YouTube expands Live Streaming feature to more accounts

YouTube began experimenting with live streaming a few years ago, offering it to show a few big events as they happened. In 2010, the feature was expanded a tad to a few networks, with plans to expand it again in the future. It has been a slow process, but the offering is being expanded again, this time to a wider range of users who have "eligible accounts." Along with the expansion is a tool to give users a thumbs up or down about whether they qualify.

In addition to being in good standing, the YouTube channel must have a minimum of one thousand subscribers. The sticking point, however, is that neither of the two alone seem to guarantee that you'll be granted access to the feature, instead making you eligible to apply for it. Says YouTube, after enabling the Live button, users will gain access to the feature "in the following weeks," all of which is a rather obtuse explanation of the expansion.

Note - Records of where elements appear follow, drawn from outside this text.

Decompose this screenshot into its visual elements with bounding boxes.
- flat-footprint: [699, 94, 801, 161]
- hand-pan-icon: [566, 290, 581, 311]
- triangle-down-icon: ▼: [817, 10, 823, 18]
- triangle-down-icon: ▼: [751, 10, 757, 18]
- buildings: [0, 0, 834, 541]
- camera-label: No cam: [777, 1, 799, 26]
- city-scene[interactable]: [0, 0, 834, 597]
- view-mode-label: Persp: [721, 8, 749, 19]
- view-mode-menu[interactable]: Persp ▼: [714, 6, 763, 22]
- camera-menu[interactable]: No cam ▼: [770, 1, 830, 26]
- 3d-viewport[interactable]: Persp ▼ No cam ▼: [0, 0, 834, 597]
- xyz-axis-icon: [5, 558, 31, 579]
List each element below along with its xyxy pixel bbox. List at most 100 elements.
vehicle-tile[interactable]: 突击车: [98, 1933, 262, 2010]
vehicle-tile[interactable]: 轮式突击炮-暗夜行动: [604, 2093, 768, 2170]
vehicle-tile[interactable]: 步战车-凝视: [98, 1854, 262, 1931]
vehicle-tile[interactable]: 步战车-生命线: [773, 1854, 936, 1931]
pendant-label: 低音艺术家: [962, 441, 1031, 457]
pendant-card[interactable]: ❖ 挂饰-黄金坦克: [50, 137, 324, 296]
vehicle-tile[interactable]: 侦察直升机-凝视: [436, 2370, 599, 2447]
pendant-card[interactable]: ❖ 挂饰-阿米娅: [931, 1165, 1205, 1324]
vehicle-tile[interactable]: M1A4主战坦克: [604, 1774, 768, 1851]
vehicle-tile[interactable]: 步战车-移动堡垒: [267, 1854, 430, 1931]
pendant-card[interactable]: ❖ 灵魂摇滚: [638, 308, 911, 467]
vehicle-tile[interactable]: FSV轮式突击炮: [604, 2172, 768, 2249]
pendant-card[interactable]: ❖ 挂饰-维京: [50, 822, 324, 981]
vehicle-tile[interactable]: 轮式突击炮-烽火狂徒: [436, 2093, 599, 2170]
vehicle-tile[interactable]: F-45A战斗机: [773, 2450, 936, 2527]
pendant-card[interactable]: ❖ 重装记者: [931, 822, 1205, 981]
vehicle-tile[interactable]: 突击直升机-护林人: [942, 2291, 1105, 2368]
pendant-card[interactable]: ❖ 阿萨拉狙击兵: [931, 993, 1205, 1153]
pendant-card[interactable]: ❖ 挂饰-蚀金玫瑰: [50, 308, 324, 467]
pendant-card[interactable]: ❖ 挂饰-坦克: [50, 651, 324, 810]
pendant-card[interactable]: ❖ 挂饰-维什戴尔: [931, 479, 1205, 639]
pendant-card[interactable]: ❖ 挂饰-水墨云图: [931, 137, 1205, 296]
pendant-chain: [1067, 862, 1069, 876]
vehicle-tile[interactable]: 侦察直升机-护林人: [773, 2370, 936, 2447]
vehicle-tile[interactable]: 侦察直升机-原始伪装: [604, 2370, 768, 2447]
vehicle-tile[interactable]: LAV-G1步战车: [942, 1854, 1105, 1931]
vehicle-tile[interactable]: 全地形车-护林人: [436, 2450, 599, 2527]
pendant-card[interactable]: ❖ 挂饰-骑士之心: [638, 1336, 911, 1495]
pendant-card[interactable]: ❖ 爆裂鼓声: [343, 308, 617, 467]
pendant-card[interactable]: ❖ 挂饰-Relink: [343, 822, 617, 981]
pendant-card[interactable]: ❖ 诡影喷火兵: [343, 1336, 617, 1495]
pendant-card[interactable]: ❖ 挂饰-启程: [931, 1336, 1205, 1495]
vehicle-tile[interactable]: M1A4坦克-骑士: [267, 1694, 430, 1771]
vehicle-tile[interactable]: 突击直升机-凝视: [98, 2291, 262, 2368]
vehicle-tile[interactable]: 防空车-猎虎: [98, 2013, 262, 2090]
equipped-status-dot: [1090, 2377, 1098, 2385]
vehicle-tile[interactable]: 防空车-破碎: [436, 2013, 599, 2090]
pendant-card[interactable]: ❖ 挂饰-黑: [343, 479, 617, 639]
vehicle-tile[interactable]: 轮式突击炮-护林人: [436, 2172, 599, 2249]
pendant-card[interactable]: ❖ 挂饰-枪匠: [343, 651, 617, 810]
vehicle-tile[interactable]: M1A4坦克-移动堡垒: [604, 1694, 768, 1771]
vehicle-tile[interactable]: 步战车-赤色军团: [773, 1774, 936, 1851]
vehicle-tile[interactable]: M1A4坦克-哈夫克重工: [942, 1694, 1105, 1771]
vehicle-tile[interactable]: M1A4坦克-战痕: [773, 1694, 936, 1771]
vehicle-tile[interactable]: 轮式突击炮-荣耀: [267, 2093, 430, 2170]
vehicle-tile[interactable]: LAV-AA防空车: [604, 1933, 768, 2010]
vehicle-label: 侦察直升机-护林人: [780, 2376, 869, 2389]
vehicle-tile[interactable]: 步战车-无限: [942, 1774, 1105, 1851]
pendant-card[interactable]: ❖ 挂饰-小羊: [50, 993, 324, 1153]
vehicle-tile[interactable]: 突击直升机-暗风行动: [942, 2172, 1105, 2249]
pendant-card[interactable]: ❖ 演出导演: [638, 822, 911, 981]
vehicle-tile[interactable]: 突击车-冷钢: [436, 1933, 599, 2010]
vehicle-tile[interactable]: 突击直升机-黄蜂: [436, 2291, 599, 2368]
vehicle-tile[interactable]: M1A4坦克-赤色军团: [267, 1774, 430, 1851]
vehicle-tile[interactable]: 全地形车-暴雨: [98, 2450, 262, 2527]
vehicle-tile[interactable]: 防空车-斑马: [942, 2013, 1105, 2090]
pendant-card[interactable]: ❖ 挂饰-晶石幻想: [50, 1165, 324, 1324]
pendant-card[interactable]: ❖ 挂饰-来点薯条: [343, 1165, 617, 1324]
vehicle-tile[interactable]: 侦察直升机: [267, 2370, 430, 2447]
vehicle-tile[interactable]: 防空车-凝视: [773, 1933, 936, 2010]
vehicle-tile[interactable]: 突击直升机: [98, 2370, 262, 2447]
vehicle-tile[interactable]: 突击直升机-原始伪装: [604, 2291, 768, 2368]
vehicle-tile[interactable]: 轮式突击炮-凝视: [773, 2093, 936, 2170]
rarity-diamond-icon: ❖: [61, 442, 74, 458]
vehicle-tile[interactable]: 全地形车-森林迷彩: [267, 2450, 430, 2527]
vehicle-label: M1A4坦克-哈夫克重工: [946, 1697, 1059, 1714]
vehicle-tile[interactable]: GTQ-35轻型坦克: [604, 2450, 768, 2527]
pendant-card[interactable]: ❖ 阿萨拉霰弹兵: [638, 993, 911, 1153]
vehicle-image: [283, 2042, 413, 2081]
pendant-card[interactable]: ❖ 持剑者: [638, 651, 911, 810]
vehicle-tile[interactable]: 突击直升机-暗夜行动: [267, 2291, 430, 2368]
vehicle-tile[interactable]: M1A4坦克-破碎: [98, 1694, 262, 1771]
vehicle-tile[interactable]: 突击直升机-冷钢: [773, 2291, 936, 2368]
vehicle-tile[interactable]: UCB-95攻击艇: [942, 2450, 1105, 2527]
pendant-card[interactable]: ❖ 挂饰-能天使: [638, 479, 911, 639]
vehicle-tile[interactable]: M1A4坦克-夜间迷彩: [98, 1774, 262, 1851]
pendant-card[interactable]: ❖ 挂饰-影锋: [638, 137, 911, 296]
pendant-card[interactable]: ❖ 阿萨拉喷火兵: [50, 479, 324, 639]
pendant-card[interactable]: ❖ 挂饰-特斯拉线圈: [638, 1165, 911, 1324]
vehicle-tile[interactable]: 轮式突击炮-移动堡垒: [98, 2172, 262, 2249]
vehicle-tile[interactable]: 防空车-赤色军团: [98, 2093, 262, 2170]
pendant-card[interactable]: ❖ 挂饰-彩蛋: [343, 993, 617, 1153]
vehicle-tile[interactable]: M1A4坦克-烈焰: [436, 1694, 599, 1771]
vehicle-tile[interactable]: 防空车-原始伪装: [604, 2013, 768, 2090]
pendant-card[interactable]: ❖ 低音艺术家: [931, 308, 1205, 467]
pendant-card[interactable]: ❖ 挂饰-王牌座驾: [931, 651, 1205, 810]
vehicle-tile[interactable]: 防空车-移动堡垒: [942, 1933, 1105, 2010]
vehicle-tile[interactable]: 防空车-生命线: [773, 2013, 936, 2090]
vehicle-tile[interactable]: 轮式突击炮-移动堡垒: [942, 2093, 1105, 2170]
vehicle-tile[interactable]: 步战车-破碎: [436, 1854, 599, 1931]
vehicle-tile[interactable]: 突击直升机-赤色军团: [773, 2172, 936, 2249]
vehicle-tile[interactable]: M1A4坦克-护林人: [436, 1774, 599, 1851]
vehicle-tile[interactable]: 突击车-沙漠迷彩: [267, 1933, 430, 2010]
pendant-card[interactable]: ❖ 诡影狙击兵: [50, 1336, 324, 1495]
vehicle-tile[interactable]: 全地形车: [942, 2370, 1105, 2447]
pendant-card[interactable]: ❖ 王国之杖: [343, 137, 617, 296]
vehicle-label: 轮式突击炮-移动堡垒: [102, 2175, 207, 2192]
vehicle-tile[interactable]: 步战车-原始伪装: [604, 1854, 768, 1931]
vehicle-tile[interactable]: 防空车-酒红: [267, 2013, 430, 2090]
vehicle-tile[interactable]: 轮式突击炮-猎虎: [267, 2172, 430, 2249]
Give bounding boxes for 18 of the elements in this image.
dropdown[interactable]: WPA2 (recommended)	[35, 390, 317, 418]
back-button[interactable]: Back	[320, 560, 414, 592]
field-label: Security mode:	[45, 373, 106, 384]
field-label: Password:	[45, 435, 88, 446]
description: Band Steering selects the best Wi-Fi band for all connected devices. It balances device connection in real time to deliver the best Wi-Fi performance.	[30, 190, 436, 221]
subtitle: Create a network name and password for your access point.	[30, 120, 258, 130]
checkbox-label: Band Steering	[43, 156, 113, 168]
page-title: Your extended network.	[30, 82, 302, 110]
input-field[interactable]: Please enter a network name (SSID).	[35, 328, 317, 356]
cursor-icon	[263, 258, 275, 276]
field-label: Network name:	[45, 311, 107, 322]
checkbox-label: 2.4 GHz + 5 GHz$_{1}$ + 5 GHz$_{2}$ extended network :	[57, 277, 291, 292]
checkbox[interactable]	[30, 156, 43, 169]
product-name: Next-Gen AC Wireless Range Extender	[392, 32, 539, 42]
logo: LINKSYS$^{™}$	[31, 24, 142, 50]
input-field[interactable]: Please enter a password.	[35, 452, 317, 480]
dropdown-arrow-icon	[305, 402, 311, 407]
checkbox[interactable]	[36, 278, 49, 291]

You can find out rather quickly if you meet the requirements by heading into the Account Features page and scrolling to the bottom of the listing. At the end of the list is the "Live" feature with a radio button. If you see a clickable button that says "Enable," you'll eligible to apply. If you're not for whatever reason, such as bad standing or too few subscribers, you'll see the following instead:

There are three categories in which an account is monitored for good or sub-par standing: Community Guidelines, Copyright Strikes, and Content ID Claims. All three are likewise listed on the Account Features page, each with a radio button and rating next to it. All three radio buttons must display a green light and the phrase "Good Standing."

YouTube specifies the standards for gaining – and remaining – in good standing in its Community Guidelines. If you are granted the live streaming feature, you'll be able to use any live video stream, with the ability to implement various camera angles, advertisements, slates, and close captioning. The live streams are supported across multiple devices, and can be watched from a computer, tablet, or smartphone.